I've been going crazy staring at this thing for about 2 hours. I started coloring - top star blue, bottom star green, hexagon in the middle yellow, hexagon opposite the yellow one red, all 4 coming to a nice vertex point of blue, yellow, green, red. Then I realized that to continue the tessellation, the next star would have to be another color because it touches both the blue and green stars at one point each. However, if you add another color star, it takes the common vertex away. So, when it says not to have shapes of the same color touch each other, does it just mean sides, then? Or, if touching at points really isn't okay, where do I find my common vertex?

Thanks so much for your help.
 
geekily said:
I have to do a tessellation project. The directions state that "vertices must meet" and the first problem is "use the triangular grid to complete the star-and-hexagon tessellation that has been started." It shows a grid with three stars shaded, creating a hexagon in the middle of them. Then: "Use different colors to clearly show the stars and hexagons. Do no have shapes of the same color touch each other."

I've been going crazy staring at this thing for about 2 hours. I started coloring - top star blue, bottom star green, hexagon in the middle yellow, hexagon opposite the yellow one red, all 4 coming to a nice vertex point of blue, yellow, green, red. Then I realized that to continue the tessellation, the next star would have to be another color because it touches both the blue and green stars at one point each. However, if you add another color star, it takes the common vertex away. So, when it says not to have shapes of the same color touch each other, does it just mean sides, then? Or, if touching at points really isn't okay, where do I find my common vertex?
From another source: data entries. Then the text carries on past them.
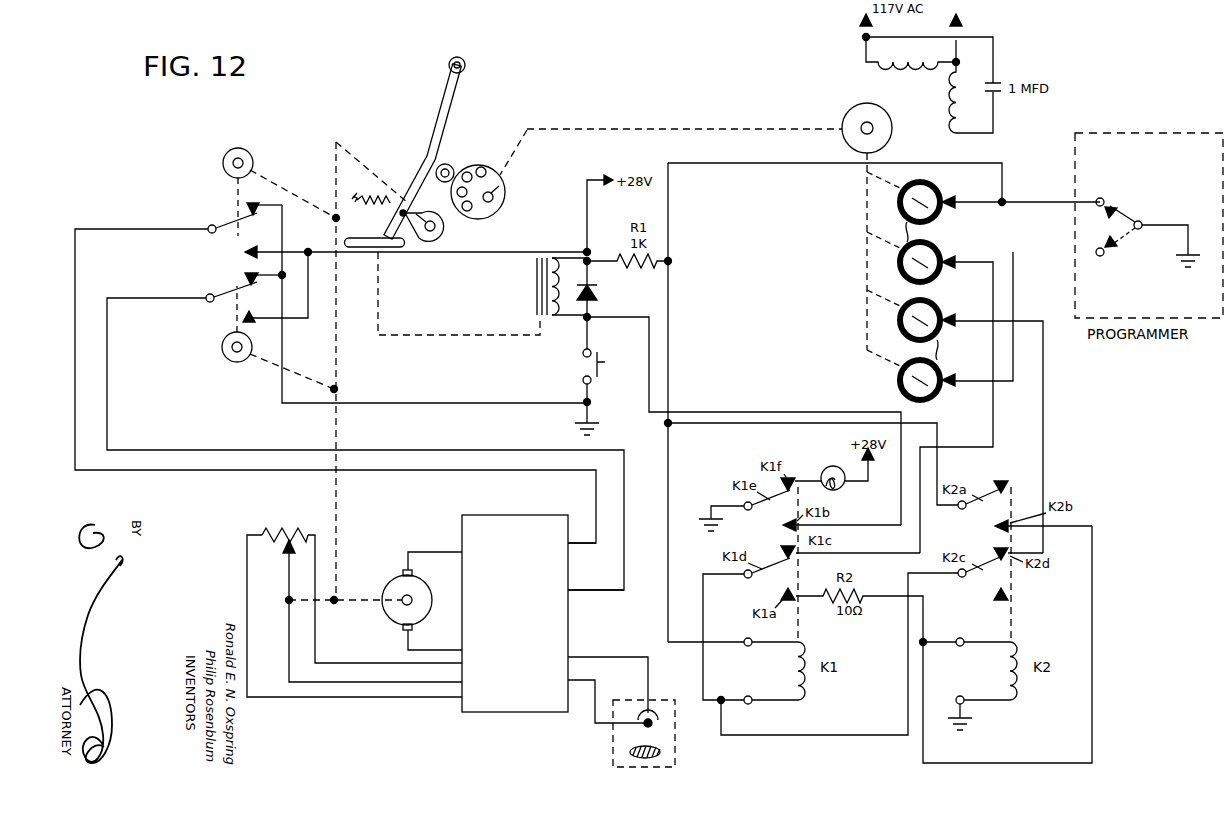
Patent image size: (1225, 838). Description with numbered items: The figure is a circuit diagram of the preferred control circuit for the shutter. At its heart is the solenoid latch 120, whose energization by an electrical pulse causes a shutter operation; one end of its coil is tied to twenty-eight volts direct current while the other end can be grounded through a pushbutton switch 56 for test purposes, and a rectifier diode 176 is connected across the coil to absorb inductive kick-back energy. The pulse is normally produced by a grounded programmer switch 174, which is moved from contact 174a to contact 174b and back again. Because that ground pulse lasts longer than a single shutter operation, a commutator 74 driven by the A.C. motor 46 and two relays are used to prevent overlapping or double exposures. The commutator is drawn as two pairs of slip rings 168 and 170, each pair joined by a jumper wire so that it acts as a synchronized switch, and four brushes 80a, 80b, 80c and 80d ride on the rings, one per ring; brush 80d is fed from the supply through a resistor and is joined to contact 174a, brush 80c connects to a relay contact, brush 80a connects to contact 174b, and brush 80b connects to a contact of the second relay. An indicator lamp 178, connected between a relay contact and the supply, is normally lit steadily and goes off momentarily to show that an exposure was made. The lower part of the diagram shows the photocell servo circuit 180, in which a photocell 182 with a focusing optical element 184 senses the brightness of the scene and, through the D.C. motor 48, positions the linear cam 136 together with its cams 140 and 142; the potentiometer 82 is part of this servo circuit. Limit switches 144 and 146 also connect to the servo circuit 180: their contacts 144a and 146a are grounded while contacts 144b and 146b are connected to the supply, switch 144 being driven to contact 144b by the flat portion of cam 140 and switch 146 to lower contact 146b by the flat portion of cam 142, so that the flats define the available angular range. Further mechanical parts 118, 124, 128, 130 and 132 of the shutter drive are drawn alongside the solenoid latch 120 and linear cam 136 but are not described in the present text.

The A.C. motor 46 is at (850, 108).
The D.C. motor 48 is at (386, 590).
The pushbutton switch 56 is at (598, 375).
The commutator 74 is at (769, 315).
The brush 80a is at (956, 326).
The brush 80b is at (971, 426).
The brush 80c is at (946, 397).
The brush 80d is at (1000, 212).
The potentiometer 82 is at (297, 527).
The lever arm 118 is at (427, 118).
The solenoid latch 120 is at (535, 287).
The return spring 124 is at (377, 210).
The pivot pin 128 is at (453, 166).
The perforated wheel 130 is at (506, 194).
The pin 132 is at (407, 210).
The linear cam 136 is at (447, 233).
The cam 140 is at (230, 358).
The cam 142 is at (228, 156).
The limit switch 144 is at (222, 292).
The limit switch contact 144a is at (250, 271).
The limit switch contact 144b is at (240, 319).
The limit switch 146 is at (218, 223).
The limit switch contact 146a is at (256, 205).
The limit switch contact 146b is at (256, 250).
The slip rings 168 is at (898, 378).
The slip rings 170 is at (898, 260).
The programmer switch 174 is at (1125, 216).
The programmer switch contact 174a is at (1096, 201).
The programmer switch contact 174b is at (1096, 256).
The rectifier diode 176 is at (595, 291).
The indicator lamp 178 is at (827, 467).
The photocell servo circuit 180 is at (515, 613).
The photocell 182 is at (645, 725).
The focusing optical element 184 is at (661, 753).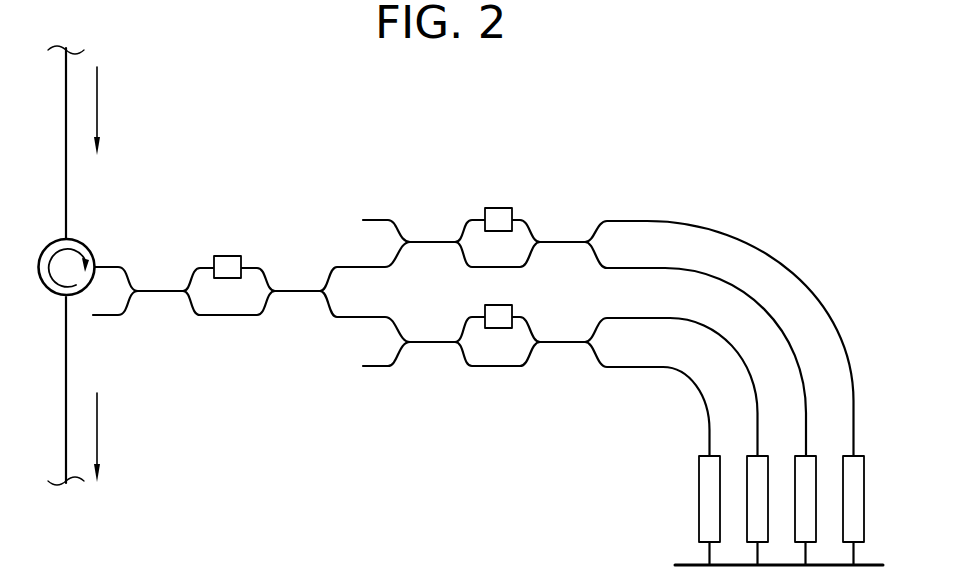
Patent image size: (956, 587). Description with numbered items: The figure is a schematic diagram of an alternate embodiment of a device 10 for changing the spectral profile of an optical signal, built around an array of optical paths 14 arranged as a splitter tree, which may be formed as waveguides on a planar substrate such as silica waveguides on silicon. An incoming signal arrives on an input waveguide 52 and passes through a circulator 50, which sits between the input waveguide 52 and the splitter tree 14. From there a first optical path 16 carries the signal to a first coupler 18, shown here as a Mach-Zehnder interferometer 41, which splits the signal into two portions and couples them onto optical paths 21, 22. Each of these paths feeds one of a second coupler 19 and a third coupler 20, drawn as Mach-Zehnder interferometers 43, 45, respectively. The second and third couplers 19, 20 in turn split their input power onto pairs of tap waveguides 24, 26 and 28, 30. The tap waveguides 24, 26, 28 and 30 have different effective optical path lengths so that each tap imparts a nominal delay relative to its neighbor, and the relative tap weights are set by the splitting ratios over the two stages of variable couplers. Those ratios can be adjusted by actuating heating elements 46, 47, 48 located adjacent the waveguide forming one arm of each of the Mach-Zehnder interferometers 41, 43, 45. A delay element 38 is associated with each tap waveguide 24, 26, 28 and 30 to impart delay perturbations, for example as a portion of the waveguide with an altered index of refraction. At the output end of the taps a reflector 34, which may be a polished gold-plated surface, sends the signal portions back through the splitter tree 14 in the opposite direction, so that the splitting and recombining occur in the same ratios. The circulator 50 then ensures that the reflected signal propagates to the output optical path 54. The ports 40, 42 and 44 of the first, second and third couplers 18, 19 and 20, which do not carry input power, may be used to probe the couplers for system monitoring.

The device 10 is at (364, 471).
The array of optical paths 14 is at (711, 175).
The first optical path 16 is at (118, 267).
The first coupler 18 is at (242, 232).
The second coupler 19 is at (466, 183).
The third coupler 20 is at (460, 300).
The optical path 21 is at (365, 265).
The optical path 22 is at (355, 318).
The tap waveguide 24 is at (663, 221).
The tap waveguide 26 is at (667, 268).
The tap waveguide 28 is at (660, 318).
The tap waveguide 30 is at (667, 367).
The reflector 34 is at (683, 563).
The delay element 38 is at (699, 484).
The port 40 is at (95, 316).
The Mach-Zehnder interferometer 41 is at (220, 316).
The port 42 is at (365, 220).
The Mach-Zehnder interferometer 43 is at (530, 218).
The port 44 is at (370, 366).
The Mach-Zehnder interferometer 45 is at (475, 366).
The heating element 46 is at (238, 279).
The heating element 47 is at (497, 208).
The heating element 48 is at (500, 305).
The circulator 50 is at (44, 243).
The input waveguide 52 is at (68, 185).
The output optical path 54 is at (66, 392).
Thanks so much for your help.

In general, common vertex between same colored shapes are allowed - since those are easily distinguishable.
 
Okay, thank you. Let's say I make that third star blue, though - on one side, the pattern will be correct - blue, red, green, yellow - but on the other side, it will be blue, red, blue, yellow. I just don't see any way around that.

Thanks for your help!
 
Please look at this website: http://www.math.gatech.edu/~thomas/FC/fourcolor.html

This may help you see that you can color ANY tessellation using no more than 4 colors.
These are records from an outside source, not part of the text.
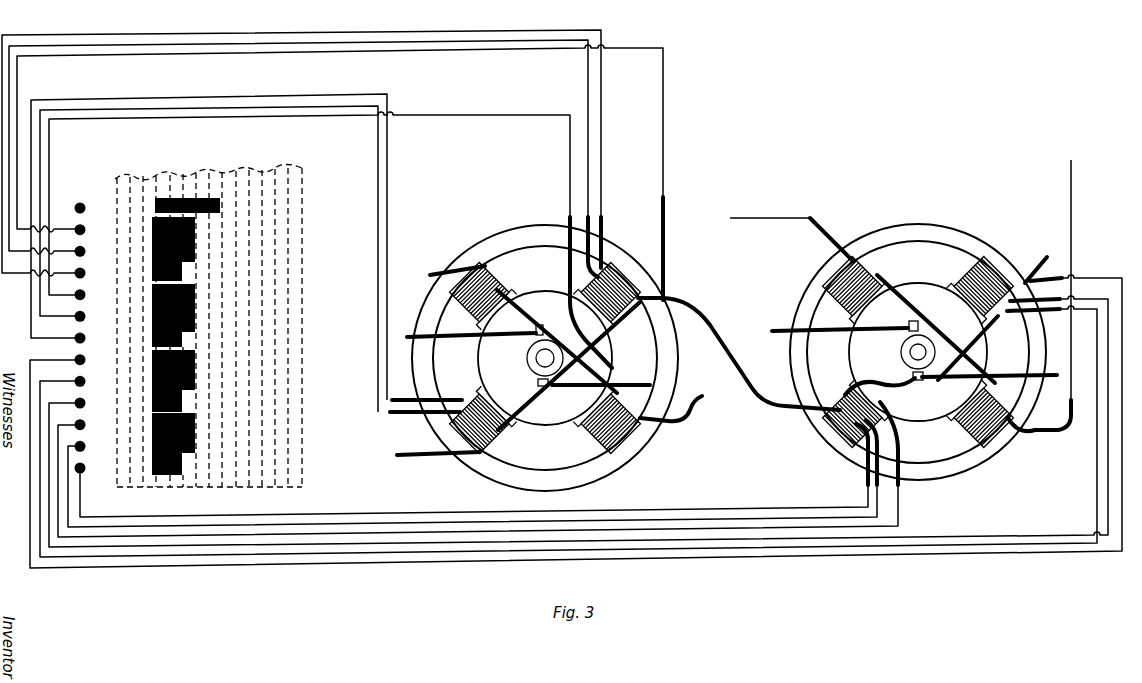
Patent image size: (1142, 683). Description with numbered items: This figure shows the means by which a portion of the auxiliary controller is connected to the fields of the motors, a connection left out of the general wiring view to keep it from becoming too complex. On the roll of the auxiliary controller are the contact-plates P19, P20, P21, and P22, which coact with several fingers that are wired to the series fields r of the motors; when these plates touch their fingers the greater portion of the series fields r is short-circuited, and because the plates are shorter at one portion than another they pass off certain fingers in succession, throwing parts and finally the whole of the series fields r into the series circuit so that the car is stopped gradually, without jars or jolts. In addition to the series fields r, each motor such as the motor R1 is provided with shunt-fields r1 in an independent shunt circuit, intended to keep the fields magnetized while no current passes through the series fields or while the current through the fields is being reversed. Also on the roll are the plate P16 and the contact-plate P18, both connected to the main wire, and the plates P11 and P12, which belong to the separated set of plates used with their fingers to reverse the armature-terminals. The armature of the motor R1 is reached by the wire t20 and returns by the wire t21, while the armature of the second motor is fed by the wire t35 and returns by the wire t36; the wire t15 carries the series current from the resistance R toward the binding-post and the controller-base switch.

The contact plate P11 is at (75, 339).
The contact plate P12 is at (82, 197).
The wire t15 is at (332, 172).
The contact plate P16 is at (375, 522).
The contact plate P18 is at (165, 200).
The contact plate P19 is at (152, 245).
The contact plate P20 is at (152, 308).
The contact plate P21 is at (152, 373).
The contact plate P22 is at (152, 448).
The wire t20 is at (475, 347).
The wire t21 is at (633, 383).
The series fields r is at (490, 437).
The shunt-fields r1 is at (632, 402).
The resistance R is at (652, 446).
The wire t35 is at (783, 323).
The wire t36 is at (1009, 376).
The motor R1 is at (1035, 405).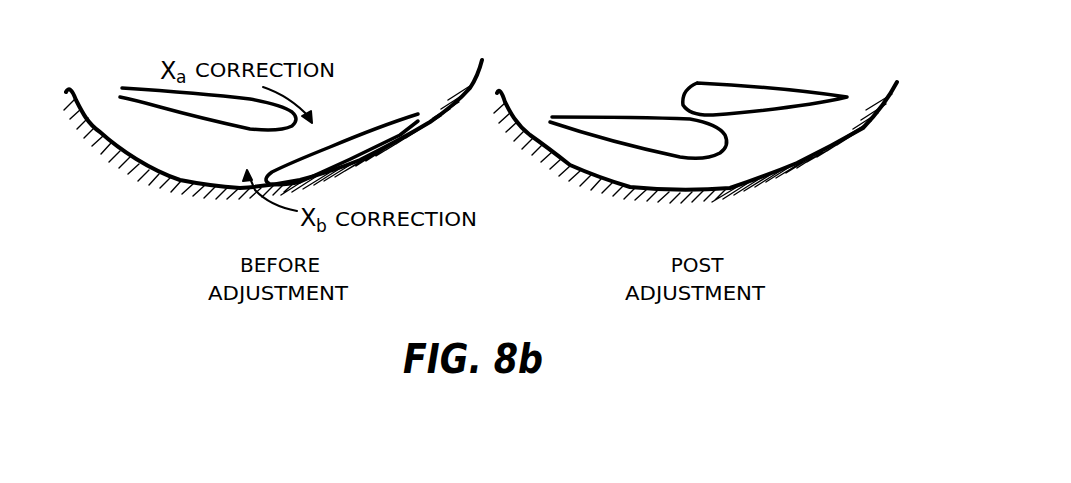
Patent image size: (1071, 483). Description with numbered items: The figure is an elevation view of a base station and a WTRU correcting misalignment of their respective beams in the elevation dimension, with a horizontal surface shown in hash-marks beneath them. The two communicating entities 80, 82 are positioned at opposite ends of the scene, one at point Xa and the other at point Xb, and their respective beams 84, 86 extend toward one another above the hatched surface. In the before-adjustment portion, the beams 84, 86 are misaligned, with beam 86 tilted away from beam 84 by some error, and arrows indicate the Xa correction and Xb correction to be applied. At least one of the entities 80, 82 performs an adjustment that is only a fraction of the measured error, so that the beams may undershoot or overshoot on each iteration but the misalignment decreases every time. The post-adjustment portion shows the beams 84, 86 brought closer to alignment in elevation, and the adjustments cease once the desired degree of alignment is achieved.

The communicating entity 80 is at (97, 72).
The communicating entity 82 is at (432, 86).
The beam 84 is at (183, 118).
The beam 86 is at (378, 121).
You can have vertices that share the same color, but your problem does not prohibit that...you just cannot have two SIDES that share the same color.
 
Thank you. That theorem definitely makes sense. If I can have vertices of the same color, then, I only need 2 different colors, one for the star and one for the polygon, right? I guess what confuses me, then, is when it says "Use different colors to clearly show the stars and hexagons. Do no have shapes of the same color touch each other" because it seemed I would have to have at least 2 colors of at least 1 of the shapes, if not both. Thanks for your help!